A. Separation of the pleural and pericardial cavities

 at about 5 weeks, two longitudinal folds of mesoderm called the pleuropericardial folds appear in
between the developing lungs and heart.
 The pleuropericardial folds grow from the lateral body wall toward the midline to separate the pericardial
cavity (ventrally) from the pleural cavity (dorsally).
 development of the mediastinum further divides the pleural cavity into left and right halves.

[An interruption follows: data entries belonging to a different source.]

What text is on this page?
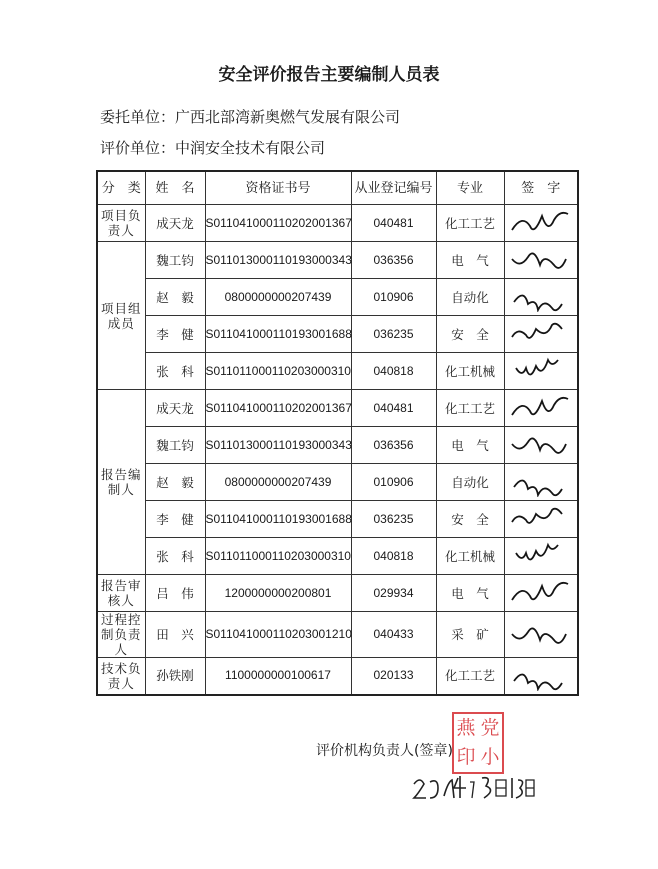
安全评价报告主要编制人员表
委托单位：广西北部湾新奥燃气发展有限公司
评价单位：中润安全技术有限公司
分　类	姓　名	资格证书号	从业登记编号	专业	签　字
项目负责人	成天龙	S011041000110202001367	040481	化工工艺	

项目组成员	魏工钧	S011013000110193000343	036356	电　气	

	赵　毅	0800000000207439	010906	自动化	

	李　健	S011041000110193001688	036235	安　全	

	张　科	S011011000110203000310	040818	化工机械	

报告编制人	成天龙	S011041000110202001367	040481	化工工艺	

	魏工钧	S011013000110193000343	036356	电　气	

	赵　毅	0800000000207439	010906	自动化	

	李　健	S011041000110193001688	036235	安　全	

	张　科	S011011000110203000310	040818	化工机械	

报告审核人	吕　伟	1200000000200801	029934	电　气	

过程控制负责人	田　兴	S011041000110203001210	040433	采　矿	

技术负责人	孙铁刚	1100000000100617	020133	化工工艺	
评价机构负责人(签章)
燕 党
印 小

B. Separation of the abdominal and thoracic cavities

 with cranio-caudal folding, a block of connective called the septum transversum forms in between the
heart and future liver
 the septum transversum grows in a roughly transverse plane from front (ventral) to back (dorsal)
 initially forms at about C1, but is displaced caudally with differential growth of the embryo
 during weeks 5-6, the septum transversum is moving through the regions between C3, 4, and 5 and
receives myoblasts that will eventually develop into the skeletal muscle of the diaphragm. These
myoblasts are innervated by the ventral rami of C3, 4, and 5 and "drag" this innervation with them as the
developing diaphragm is displaced caudally, thus accounting for the course of the phrenic nerve.
 the septum continues to grow dorsally until it meets the gut tube at about week 8 and then stops;
differential growth of the embryo is such that the front (ventral) edge of the septum is at about T7 but the
back (dorsal) edge is at about T12
 at this point, there are still two open channels called the pericardioperitoneal canals on either side of the
gut tube along the back of the body wall. Closure of these canals is accomplished by the growth of two
shelves called the pleuroperitoneal membranes from the lateral body toward the septum transversum.